For most people, a redundancy is a pretty scary feeling. Our first reactions are usually a mixture of shock, fear, and worry. Redundancy can be a blessing in disguise though, it was for me, at least the first time.
Walking into that meeting room in 2018, sitting opposite my manager, was the beginning of a big change for me.
"Unfortunately, we no longer require your position" were the dreaded words I heard and later that same day I walked out of the job that I had been doing for almost seven years. It was three long months before I found a new role.
The biggest blessing that came from losing my job was that I received a redundancy payout that helped to tide me over and kick-start my savings. It also allowed me to pivot my career slightly and gain experience in a different area and a different industry.
At the end of 2023, I heard those dreaded words again. My role was made redundant for the second time in only five years.
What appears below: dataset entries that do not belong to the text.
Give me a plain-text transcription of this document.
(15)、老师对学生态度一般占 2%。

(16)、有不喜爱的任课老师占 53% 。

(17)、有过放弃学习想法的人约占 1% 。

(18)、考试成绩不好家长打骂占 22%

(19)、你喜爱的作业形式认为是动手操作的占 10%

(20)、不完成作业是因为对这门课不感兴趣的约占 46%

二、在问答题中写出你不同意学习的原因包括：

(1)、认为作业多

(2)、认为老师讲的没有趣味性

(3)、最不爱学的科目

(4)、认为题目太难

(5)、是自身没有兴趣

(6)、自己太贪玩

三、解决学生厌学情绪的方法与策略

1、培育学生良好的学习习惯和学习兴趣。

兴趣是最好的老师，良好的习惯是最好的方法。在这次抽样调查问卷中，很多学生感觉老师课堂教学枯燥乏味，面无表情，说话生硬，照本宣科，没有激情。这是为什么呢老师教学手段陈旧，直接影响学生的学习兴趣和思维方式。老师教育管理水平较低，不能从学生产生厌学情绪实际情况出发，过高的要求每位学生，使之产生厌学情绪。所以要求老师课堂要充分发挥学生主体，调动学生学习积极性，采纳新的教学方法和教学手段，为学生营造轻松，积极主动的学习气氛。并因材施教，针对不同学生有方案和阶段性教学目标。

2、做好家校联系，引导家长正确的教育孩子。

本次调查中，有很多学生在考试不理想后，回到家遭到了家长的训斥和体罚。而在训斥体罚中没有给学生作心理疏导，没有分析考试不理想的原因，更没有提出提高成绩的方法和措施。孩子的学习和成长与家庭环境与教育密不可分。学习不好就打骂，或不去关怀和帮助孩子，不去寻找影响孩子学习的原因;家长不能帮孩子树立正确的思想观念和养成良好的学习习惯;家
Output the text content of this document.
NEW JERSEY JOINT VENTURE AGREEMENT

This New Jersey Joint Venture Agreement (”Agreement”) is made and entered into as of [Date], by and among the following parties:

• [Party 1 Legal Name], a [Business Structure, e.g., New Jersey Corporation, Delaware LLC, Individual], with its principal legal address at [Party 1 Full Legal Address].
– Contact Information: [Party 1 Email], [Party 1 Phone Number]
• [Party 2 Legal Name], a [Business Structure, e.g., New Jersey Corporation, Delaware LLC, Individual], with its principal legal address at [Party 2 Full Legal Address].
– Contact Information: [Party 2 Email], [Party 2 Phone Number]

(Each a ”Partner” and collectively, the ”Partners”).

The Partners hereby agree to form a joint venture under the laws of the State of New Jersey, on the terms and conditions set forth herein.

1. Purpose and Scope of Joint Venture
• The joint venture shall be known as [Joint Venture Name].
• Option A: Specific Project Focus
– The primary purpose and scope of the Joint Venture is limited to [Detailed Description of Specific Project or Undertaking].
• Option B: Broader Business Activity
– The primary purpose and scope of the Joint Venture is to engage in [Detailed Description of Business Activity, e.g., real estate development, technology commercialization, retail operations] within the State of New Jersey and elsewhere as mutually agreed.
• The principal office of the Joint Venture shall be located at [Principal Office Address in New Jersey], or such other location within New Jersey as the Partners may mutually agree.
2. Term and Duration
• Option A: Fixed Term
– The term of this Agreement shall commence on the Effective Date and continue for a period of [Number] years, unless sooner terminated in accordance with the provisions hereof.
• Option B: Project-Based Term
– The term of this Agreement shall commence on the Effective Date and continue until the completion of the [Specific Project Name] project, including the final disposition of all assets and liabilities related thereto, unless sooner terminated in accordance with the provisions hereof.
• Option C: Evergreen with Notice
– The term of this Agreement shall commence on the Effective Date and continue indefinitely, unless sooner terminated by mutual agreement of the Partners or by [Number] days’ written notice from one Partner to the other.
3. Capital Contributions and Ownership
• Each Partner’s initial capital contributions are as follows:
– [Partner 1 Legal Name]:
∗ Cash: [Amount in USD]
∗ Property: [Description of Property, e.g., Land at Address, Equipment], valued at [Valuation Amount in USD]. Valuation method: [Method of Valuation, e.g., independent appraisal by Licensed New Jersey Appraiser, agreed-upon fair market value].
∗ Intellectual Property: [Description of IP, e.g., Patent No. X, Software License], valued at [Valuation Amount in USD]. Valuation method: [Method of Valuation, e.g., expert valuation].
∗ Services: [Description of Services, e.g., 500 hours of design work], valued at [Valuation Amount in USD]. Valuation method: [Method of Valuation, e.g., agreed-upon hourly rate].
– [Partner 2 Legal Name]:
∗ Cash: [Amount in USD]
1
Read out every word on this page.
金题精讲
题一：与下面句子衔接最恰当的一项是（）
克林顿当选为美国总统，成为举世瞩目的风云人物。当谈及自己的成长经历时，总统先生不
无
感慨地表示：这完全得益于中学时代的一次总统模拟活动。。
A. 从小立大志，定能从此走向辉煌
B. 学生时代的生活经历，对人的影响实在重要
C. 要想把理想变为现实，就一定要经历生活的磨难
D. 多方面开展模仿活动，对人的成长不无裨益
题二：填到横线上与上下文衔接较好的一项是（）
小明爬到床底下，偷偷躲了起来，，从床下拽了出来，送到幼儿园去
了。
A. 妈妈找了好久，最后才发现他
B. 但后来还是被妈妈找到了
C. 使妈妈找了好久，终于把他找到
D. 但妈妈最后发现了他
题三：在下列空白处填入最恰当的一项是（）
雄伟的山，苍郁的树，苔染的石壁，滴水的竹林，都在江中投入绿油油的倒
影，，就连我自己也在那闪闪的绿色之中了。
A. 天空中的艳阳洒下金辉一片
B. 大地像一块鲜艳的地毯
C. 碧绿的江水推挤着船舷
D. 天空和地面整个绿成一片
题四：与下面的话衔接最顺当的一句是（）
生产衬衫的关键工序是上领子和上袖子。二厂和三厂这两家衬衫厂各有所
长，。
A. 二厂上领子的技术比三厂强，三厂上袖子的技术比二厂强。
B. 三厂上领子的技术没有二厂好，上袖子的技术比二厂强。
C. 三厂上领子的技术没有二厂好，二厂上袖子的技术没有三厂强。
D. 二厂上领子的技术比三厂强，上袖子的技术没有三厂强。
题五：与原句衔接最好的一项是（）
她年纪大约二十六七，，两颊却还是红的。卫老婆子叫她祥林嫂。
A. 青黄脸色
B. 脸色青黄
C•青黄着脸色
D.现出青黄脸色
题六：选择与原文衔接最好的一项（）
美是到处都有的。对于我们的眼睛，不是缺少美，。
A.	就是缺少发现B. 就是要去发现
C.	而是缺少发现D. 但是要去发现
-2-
Being a solo mum by choice (SMBC), and the only income earner for my family, a redundancy was the worst of my fears.
Losing a job can be an emotionally challenging time.
There are feelings of loneliness and worry. Feelings of not being good enough, even though that was not the reason that I was made redundant.
Redundancy is about the company's changing needs or changing structures.
Sometimes it can be hard not to take it personally though. If I wasn't in a good financial situation, I can imagine the stress would be even more overwhelming. Take the time that you need to grieve the loss, just don't wallow in it.
Taking the first steps
After a good cry and letting myself just 'feel', I launched into applying for jobs, perusing all the job sites I could think of and naturally, starting a spreadsheet for my job search so that I wouldn't lose track of what I'd applied for.
In the meantime, I looked at what I could do about my finances to make the loss of my main income less severe and prevent me from digging into my savings.
I reviewed my budget and have been making small changes to try and spend less, such as cooking at home more and embracing leftovers.
I've cut back on spending at the shops and am making sure I stick to only the necessities. I've opened a new bank account with its own card just for food spending so that I can give myself a set amount and stick to it better.
I'm looking in op shops for clothes for my potential new role and cutting back on any sort of unnecessary frivolous spending.
Being a single parent, I do receive some payments from Services Australia. These payments will help me while I'm looking for work and if needed, I can supplement with my savings.
If I wasn't already looped into Services Australia, this would be the first place I would contact to see what help would be available to me.
Taking payments shouldn't be seen as a bad thing, they are there for us when we need them. Even if you don't think you're eligible for anything, it's worth a look to make sure.
I've also amped up my side hustles and am doing surveys, pet sitting, freelance writing, selling un-needed goods on Facebook Marketplace and looking into other methods of earning income.
Many of these are things that can be done from home while applying for jobs. Being a single parent, I can't get a weekend job when daycare isn't open.
Some of the ways that you could earn extra money could include:
- Market research
- Selling items
- Pet sitting
- Retail work
- Mowing lawns
- Retail work
- Amazon flex
- Meal delivery
- Uber driving
- Rent out items
Redundancy is always a challenging time, but within challenge there is opportunity. Opportunity to learn, pivot, gain new experience or even change careers entirely.
Looking at my redundancy as a chance at a new beginning has given me renewed strength that I can start fresh. Whilst it's not how I wanted to start 2024, I know that everything is going to be ok.